Dynamically using the data from another dataset - Cloud

Talend Cloud Data Preparation User Guide

Version
Cloud
Language
English
Product
Talend Cloud
Module
Talend Data Preparation
Content
Administration and Monitoring > Managing connections
Data Quality and Preparation > Cleansing data
Data Quality and Preparation > Managing datasets
Last publication date
2024-04-15

The lookup feature matches data from the current preparation with its counterpart in a reference dataset, allowing you to add this reference data to your preparation.

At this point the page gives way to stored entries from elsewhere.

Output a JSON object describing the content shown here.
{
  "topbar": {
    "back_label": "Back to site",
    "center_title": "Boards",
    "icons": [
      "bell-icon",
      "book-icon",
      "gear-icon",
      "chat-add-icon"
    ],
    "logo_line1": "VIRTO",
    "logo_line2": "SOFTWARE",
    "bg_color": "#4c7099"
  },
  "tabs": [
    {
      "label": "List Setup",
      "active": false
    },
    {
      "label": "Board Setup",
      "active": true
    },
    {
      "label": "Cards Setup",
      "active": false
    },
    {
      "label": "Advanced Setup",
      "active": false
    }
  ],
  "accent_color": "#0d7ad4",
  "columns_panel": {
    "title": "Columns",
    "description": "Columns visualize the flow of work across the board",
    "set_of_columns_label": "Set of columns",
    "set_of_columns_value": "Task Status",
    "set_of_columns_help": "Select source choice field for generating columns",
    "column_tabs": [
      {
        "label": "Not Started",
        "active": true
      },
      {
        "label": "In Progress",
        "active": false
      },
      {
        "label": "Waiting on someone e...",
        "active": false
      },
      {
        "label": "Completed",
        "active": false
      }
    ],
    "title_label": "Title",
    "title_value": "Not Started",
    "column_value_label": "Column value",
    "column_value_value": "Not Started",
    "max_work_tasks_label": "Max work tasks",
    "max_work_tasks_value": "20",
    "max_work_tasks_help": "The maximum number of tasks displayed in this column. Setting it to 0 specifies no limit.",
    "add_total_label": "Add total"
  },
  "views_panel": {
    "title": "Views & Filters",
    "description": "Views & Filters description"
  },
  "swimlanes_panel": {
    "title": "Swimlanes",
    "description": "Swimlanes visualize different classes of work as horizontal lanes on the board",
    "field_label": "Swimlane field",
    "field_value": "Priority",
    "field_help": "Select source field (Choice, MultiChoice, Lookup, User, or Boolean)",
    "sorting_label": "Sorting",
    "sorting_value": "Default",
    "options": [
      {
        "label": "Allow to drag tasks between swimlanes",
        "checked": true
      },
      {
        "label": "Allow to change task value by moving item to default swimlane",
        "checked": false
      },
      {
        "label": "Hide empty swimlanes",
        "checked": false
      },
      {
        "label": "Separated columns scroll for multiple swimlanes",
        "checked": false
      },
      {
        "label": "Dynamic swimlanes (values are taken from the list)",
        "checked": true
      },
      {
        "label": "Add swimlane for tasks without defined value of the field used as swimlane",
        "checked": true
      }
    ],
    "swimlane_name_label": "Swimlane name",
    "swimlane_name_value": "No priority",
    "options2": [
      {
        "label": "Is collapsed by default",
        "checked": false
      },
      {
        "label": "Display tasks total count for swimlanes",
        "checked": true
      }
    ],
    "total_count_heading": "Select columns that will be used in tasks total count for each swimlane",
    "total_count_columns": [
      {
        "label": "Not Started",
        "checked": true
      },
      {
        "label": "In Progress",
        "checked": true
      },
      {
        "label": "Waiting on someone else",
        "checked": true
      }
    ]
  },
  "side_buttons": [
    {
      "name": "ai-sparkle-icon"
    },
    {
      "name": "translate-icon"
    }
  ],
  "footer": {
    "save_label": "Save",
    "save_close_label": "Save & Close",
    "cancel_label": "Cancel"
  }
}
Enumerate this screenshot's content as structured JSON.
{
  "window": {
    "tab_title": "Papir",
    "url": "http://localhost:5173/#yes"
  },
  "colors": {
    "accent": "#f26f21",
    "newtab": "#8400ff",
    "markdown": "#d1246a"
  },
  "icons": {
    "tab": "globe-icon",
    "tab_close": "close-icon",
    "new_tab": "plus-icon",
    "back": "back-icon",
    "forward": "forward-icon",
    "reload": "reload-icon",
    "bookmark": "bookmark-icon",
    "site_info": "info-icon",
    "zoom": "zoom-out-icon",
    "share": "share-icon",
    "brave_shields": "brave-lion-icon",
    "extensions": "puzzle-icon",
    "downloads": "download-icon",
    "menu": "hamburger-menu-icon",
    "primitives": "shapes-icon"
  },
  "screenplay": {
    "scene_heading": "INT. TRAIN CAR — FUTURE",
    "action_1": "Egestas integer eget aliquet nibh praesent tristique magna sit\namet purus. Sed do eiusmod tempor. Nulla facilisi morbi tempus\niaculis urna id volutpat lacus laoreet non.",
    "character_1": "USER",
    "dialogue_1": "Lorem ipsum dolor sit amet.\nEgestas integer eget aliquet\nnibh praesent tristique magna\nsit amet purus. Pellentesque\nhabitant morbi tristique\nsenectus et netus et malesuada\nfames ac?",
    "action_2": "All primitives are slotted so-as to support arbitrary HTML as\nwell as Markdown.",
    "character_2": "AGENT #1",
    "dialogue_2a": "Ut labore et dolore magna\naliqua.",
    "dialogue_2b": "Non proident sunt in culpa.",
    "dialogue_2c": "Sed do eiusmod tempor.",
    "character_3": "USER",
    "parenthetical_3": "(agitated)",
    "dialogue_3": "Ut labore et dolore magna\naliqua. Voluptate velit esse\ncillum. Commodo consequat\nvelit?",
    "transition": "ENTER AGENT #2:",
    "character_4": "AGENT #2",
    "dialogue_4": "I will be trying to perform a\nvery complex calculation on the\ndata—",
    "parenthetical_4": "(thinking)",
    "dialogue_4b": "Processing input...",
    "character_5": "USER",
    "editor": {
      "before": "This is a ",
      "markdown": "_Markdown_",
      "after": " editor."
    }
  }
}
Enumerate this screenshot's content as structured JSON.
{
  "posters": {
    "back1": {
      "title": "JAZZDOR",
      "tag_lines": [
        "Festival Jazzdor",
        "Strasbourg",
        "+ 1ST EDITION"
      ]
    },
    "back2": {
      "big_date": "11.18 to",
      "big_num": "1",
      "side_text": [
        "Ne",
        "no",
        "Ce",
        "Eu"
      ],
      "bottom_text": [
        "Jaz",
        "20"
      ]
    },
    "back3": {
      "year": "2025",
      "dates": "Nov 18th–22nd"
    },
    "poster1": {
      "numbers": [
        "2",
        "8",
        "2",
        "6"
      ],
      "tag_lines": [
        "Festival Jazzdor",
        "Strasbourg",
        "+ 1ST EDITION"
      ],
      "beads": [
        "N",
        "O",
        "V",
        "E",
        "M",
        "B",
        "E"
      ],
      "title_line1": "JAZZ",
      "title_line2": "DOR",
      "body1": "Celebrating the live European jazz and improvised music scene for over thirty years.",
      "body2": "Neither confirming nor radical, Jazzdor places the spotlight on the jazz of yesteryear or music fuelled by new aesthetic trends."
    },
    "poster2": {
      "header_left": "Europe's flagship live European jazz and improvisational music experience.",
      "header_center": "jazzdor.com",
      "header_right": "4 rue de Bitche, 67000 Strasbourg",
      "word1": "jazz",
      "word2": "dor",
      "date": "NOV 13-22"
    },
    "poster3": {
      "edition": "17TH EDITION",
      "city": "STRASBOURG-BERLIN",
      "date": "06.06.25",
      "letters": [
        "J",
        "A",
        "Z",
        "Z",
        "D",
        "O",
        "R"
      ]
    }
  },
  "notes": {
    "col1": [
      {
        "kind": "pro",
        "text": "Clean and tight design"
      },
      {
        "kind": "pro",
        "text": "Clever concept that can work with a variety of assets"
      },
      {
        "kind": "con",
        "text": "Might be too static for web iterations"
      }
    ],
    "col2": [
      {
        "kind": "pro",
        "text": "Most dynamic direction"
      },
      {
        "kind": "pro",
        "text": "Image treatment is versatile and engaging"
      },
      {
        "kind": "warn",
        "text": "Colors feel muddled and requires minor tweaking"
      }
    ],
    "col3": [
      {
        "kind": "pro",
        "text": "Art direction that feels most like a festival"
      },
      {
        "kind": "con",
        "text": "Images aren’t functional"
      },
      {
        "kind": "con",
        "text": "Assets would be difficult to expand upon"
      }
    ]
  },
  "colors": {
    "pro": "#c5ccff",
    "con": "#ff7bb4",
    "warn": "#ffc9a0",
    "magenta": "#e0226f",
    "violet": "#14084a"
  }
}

Tip: Talend recommends to use the lookup feature on datasets of up to 100,000 rows and 10 columns.
When using the lookup feature in Talend Cloud Data Preparation, column descriptions previously added in the lookup dataset via Talend Cloud Data Inventory will be displayed in the preparation.
In this example, you are working on a preparation that contains information about the American States your customers live in, but only in the form of a two-letter code. In parallel, you own a second dataset where the two-letter American State codes are matched with the full name of the state. You can use the lookup feature to retrieve this information and add it to your preparation.
Dataset containing American States in the form of a two-letter code.

Before you begin

A current limitation prevents the datasets based on the following connections to be used in a lookup:
  • Google Cloud Storage (Cloud file systems)
  • Azure Synapse (Database)
  • Google BigQuery (Database)
  • Google BigTable (Database)
  • Marketo (Business Apps)
  • Google Analytics (Business Apps)
  • NetSuite (Business Apps)
  • Workday (Business Apps)
  • Kafka (Messaging)
  • RabbitMQ (Messaging)

Procedure

  1. Open your preparation.
  2. Click the lookup button to open the lookup panel.

    Lookup button highlighted.

  3. Click Select dataset to select an existing dataset.
    Lookup panel opened.
  4. Select the dataset you want to use to perform the lookup.
    In this case, you need to add the dataset containing the list of two-letter state codes and their matching names. It must have been imported to Talend Cloud Data Preparation beforehand.
    Dataset containing the list of two-letter state codes selected.
  5. Click Select.
  6. From the Current preparation and Lookup dataset drop-down list, select the columns matching in your main preparation and your reference dataset, the state_code and States Code columns in this example.
    In order to perform a lookup, at least one column with matching data must be present in the preparation and dataset that you want to blend.
    Matching columns selected.
  7. From the Columns to add drop-down list, select the column containing the states to add it to the current dataset, State in this example.
    Imported column selected.
  8. Choose to apply those changes only on the filtered rows or on all of the rows.
  9. Click Submit. The state name for each matching state code between main preparation and reference dataset is retrieved.

    The lookup feature behaves as follows:

    • If a value is common to both your main preparation and the reference dataset, the additional information is retrieved.
    • If a value exists in your preparation but not in the reference dataset, the lookup operation will leave an empty cell in the resulting column.
    • If a value from the reference dataset does not find a match in the main preparation, the additional information will simply not be retrieved.

    The logic behind the lookup operation in Talend Cloud Data Preparation corresponds to a left outer join when speaking in terms of Venn diagrams:

    Left outer join diagram.

    Applied to our example, it means that you have used the common information about the state codes to create a join, and retrieved only the useful information from the second dataset to enrich the first one.

Results

A new column containing the full state names is created with the result of the lookup. Each customer was matched with its corresponding state name when possible.
Dataset containing American States with full names.

Another behavior of the lookup feature, that was not illustrated in the previous example, is how the possible duplicate and empty values from a reference dataset are handled.

Let's take the following example, where one of the State codes is missing from your preparation, and your reference dataset has a duplicate entry for the NY State code. For the sake of the example, NY has two possible values, New York and Nueva York, but it could very well be the same for both entries.

Dataset after Lookup.

The above result was achieved by applying the following behavior:

  • When a same value exists several times in the reference dataset, only the first occurrence is matched, Nueva York in this case.
  • An empty cell in your preparation will be matched with an empty cell.